Il s’agit d’un changement de comportement découvert grâce à une équipe de chercheurs du Centre de recherches sur la cognition animale. Il a fait l’objet d’une publication dans la revue Nature Communications. En pensant au sentiment de bien-être que peut déclencher chez l’homme l’odeur de l’herbe coupée, que le chercheur Martin Giurfa et l’une de ses collègues se sont interrogés? Qu’est-ce  qui pourrait radoucir les congénères de Maya l’abeille?

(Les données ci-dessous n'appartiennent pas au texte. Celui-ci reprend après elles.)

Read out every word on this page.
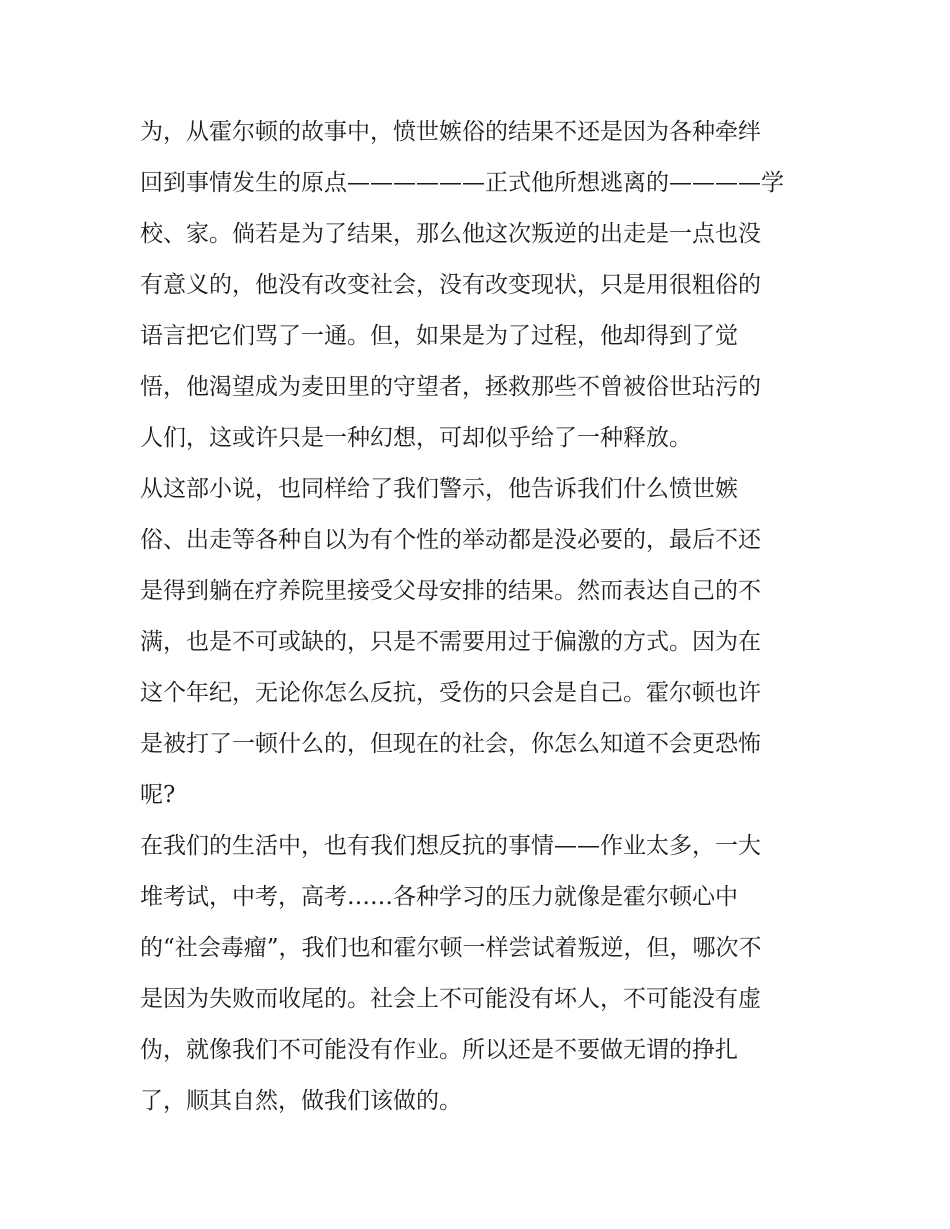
为，从霍尔顿的故事中，愤世嫉俗的结果不还是因为各种牵绊
回到事情发生的原点——————正式他所想逃离的————学
校、家。倘若是为了结果，那么他这次叛逆的出走是一点也没
有意义的，他没有改变社会，没有改变现状，只是用很粗俗的
语言把它们骂了一通。但，如果是为了过程，他却得到了觉
悟，他渴望成为麦田里的守望者，拯救那些不曾被俗世玷污的
人们，这或许只是一种幻想，可却似乎给了一种释放。
从这部小说，也同样给了我们警示，他告诉我们什么愤世嫉
俗、出走等各种自以为有个性的举动都是没必要的，最后不还
是得到躺在疗养院里接受父母安排的结果。然而表达自己的不
满，也是不可或缺的，只是不需要用过于偏激的方式。因为在
这个年纪，无论你怎么反抗，受伤的只会是自己。霍尔顿也许
是被打了一顿什么的，但现在的社会，你怎么知道不会更恐怖
呢?
在我们的生活中，也有我们想反抗的事情——作业太多，一大
堆考试，中考，高考……各种学习的压力就像是霍尔顿心中
的“社会毒瘤”，我们也和霍尔顿一样尝试着叛逆，但，哪次不
是因为失败而收尾的。社会上不可能没有坏人，不可能没有虚
伪，就像我们不可能没有作业。所以还是不要做无谓的挣扎
了，顺其自然，做我们该做的。
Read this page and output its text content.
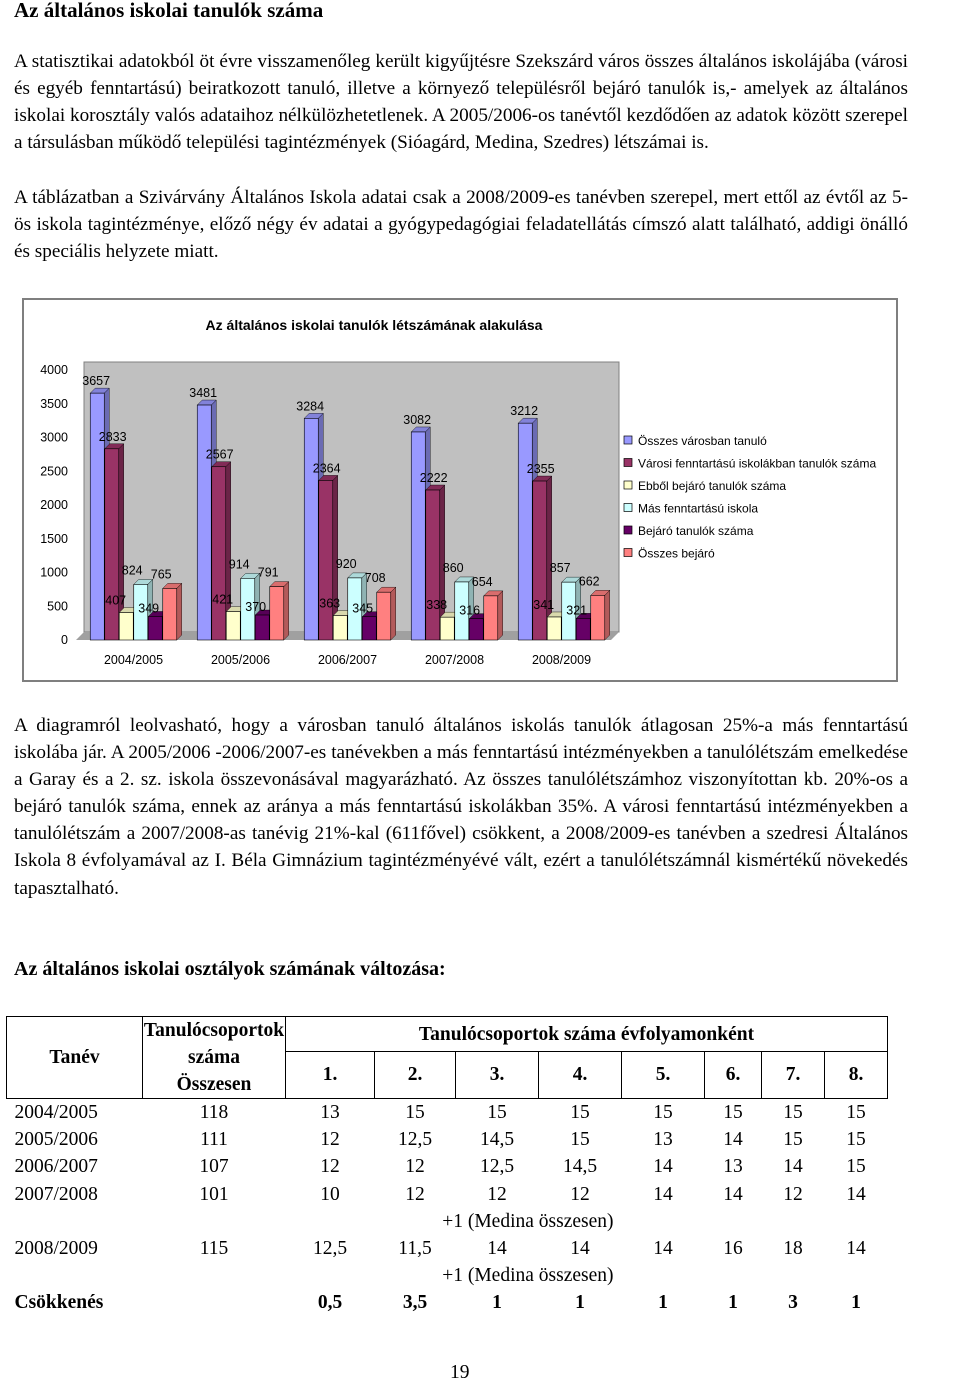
Az általános iskolai tanulók száma

A statisztikai adatokból öt évre visszamenőleg került kigyűjtésre Szekszárd város összes általános iskolájába (városi és egyéb fenntartású) beiratkozott tanuló, illetve a környező településről bejáró tanulók is,- amelyek az általános iskolai korosztály valós adataihoz nélkülözhetetlenek. A 2005/2006-os tanévtől kezdődően az adatok között szerepel a társulásban működő települési tagintézmények (Sióagárd, Medina, Szedres) létszámai is.

A táblázatban a Szivárvány Általános Iskola adatai csak a 2008/2009-es tanévben szerepel, mert ettől az évtől az 5-ös iskola tagintézménye, előző négy év adatai a gyógypedagógiai feladatellátás címszó alatt található, addigi önálló és speciális helyzete miatt.

Az általános iskolai tanulók létszámának alakulása
0
500
1000
1500
2000
2500
3000
3500
4000
3657
2833
407
824
349
765
2004/2005
3481
2567
421
914
370
791
2005/2006
3284
2364
363
920
345
708
2006/2007
3082
2222
338
860
316
654
2007/2008
3212
2355
341
857
321
662
2008/2009
Összes városban tanuló
Városi fenntartású iskolákban tanulók száma
Ebből bejáró tanulók száma
Más fenntartású iskola
Bejáró tanulók száma
Összes bejáró

A diagramról leolvasható, hogy a városban tanuló általános iskolás tanulók átlagosan 25%-a más fenntartású iskolába jár. A 2005/2006 -2006/2007-es tanévekben a más fenntartású intézményekben a tanulólétszám emelkedése a Garay és a 2. sz. iskola összevonásával magyarázható. Az összes tanulólétszámhoz viszonyítottan kb. 20%-os a bejáró tanulók száma, ennek az aránya a más fenntartású iskolákban 35%. A városi fenntartású intézményekben a tanulólétszám a 2007/2008-as tanévig 21%-kal (611fővel) csökkent, a 2008/2009-es tanévben a szedresi Általános Iskola 8 évfolyamával az I. Béla Gimnázium tagintézményévé vált, ezért a tanulólétszámnál kismértékű növekedés tapasztalható.

Az általános iskolai osztályok számának változása:
Tanév	Tanulócsoportok
száma
Összesen	Tanulócsoportok száma évfolyamonként							
		1.	2.	3.	4.	5.	6.	7.	8.
2004/2005	118	13	15	15	15	15	15	15	15
2005/2006	111	12	12,5	14,5	15	13	14	15	15
2006/2007	107	12	12	12,5	14,5	14	13	14	15
2007/2008	101	10	12	12	12	14	14	12	14
		+1 (Medina összesen)							
2008/2009	115	12,5	11,5	14	14	14	16	18	14
		+1 (Medina összesen)							
Csökkenés		0,5	3,5	1	1	1	1	3	1
19
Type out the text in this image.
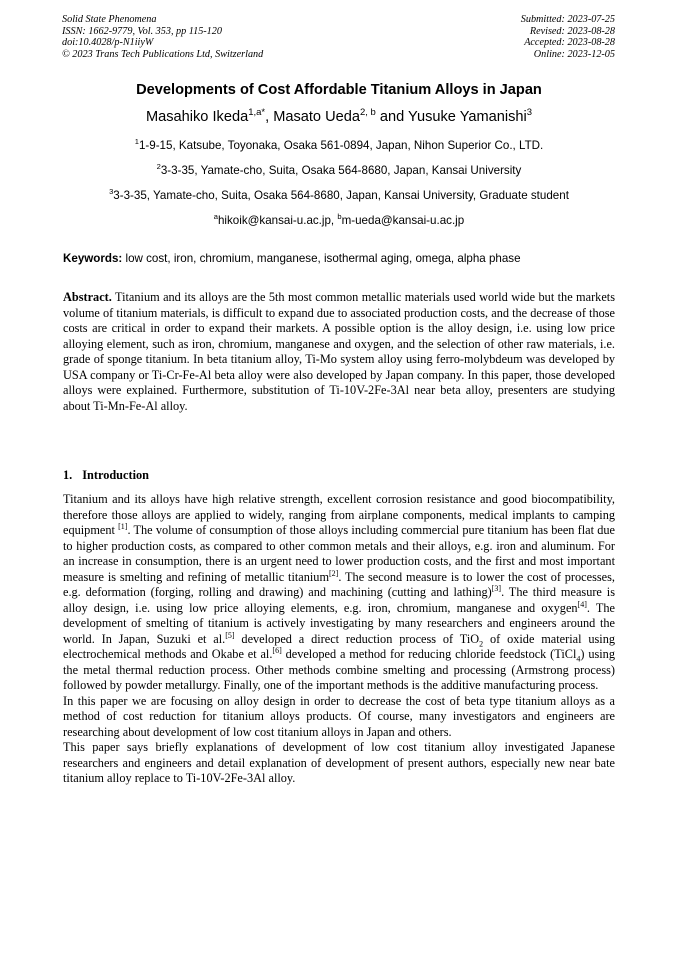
Solid State Phenomena
ISSN: 1662-9779, Vol. 353, pp 115-120
doi:10.4028/p-N1iiyW
© 2023 Trans Tech Publications Ltd, Switzerland
Submitted: 2023-07-25
Revised: 2023-08-28
Accepted: 2023-08-28
Online: 2023-12-05
Developments of Cost Affordable Titanium Alloys in Japan
Masahiko Ikeda$^{1,a*}$, Masato Ueda$^{2, b}$ and Yusuke Yamanishi$^3$
$^1$1-9-15, Katsube, Toyonaka, Osaka 561-0894, Japan, Nihon Superior Co., LTD.
$^2$3-3-35, Yamate-cho, Suita, Osaka 564-8680, Japan, Kansai University
$^3$3-3-35, Yamate-cho, Suita, Osaka 564-8680, Japan, Kansai University, Graduate student
$^a$hikoik@kansai-u.ac.jp, $^b$m-ueda@kansai-u.ac.jp
Keywords: low cost, iron, chromium, manganese, isothermal aging, omega, alpha phase

Abstract. Titanium and its alloys are the 5th most common metallic materials used world wide but the markets volume of titanium materials, is difficult to expand due to associated production costs, and the decrease of those costs are critical in order to expand their markets. A possible option is the alloy design, i.e. using low price alloying element, such as iron, chromium, manganese and oxygen, and the selection of other raw materials, i.e. grade of sponge titanium. In beta titanium alloy, Ti-Mo system alloy using ferro-molybdeum was developed by USA company or Ti-Cr-Fe-Al beta alloy were also developed by Japan company. In this paper, those developed alloys were explained. Furthermore, substitution of Ti-10V-2Fe-3Al near beta alloy, presenters are studying about Ti-Mn-Fe-Al alloy.

1. Introduction

Titanium and its alloys have high relative strength, excellent corrosion resistance and good biocompatibility, therefore those alloys are applied to widely, ranging from airplane components, medical implants to camping equipment [1]. The volume of consumption of those alloys including commercial pure titanium has been flat due to higher production costs, as compared to other common metals and their alloys, e.g. iron and aluminum. For an increase in consumption, there is an urgent need to lower production costs, and the first and most important measure is smelting and refining of metallic titanium[2]. The second measure is to lower the cost of processes, e.g. deformation (forging, rolling and drawing) and machining (cutting and lathing)[3]. The third measure is alloy design, i.e. using low price alloying elements, e.g. iron, chromium, manganese and oxygen[4]. The development of smelting of titanium is actively investigating by many researchers and engineers around the world. In Japan, Suzuki et al.[5] developed a direct reduction process of TiO$_2$ of oxide material using electrochemical methods and Okabe et al.[6] developed a method for reducing chloride feedstock (TiCl$_4$) using the metal thermal reduction process. Other methods combine smelting and processing (Armstrong process) followed by powder metallurgy. Finally, one of the important methods is the additive manufacturing process.

In this paper we are focusing on alloy design in order to decrease the cost of beta type titanium alloys as a method of cost reduction for titanium alloys products. Of course, many investigators and engineers are researching about development of low cost titanium alloys in Japan and others.

This paper says briefly explanations of development of low cost titanium alloy investigated Japanese researchers and engineers and detail explanation of development of present authors, especially new near bate titanium alloy replace to Ti-10V-2Fe-3Al alloy.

Réceptives à deux molécules

L’étude a commencé par une mise en situation. Il a dans un premier temps fallu créer en laboratoire un test prompt à mettre les nerfs de ces insectes en pelote. « Morgane Nouvian a conçu une petite boîte où un leurre entraîné par un moteur déclenche leur agressivité. » Martin Giurfa, le directeur du laboratoire, ajoute. « Elle a ensuite fait entrer des odeurs et a pu tester leur impact »,

Ces parfums qui calment les abeilles

Sur une trentaine de molécules expérimentées, seules deux présentes dans les fleurs ont permis de bloquer la phéromone d’alarme. Ce sont les substances chimiques émises par les abeilles lorsqu’elles estiment qu’il y a un danger. Le Linalol,  le thym ou encore la bergamote, ainsi que le Phényléthanol ont donc la capacité de détourner les abeilles de leur agresseur.
« Ces deux molécules agissent certainement comme des signaux correspondant à la présence de nourriture. Lorsque la colonie a besoin de nourriture, les abeilles préfèrent se tourner vers ces odeurs. Elles ne sont pas des robots stupides, la preuve, cela n’a pas marché avec l’odeur d’herbe coupée. Elle n’a aucune valeur nutritionnelle pour elles », développe Martin Giurfa.

Applications en apiculture

Des résultats menés en laboratoire ont été testés grandeur nature sur les ruches présentes sur le campus de l’université par Lucie Hotier, apicultrice au CNRS. Pour cette passionnée, cette découverte pourrait trouver plusieurs applications.
« Ce serait intéressant de pouvoir pulvériser un produit sur les mains et les vêtements avant d’intervenir sur les ruches pour pouvoir travailler en douceur et éviter qu’elles piquent et meurent », plaide la jeune femme.

Et pourquoi pas développer un diffuseur d’odeurs à l’attention du grand public pour les phobiques des insectes à rayures jaunes et noires?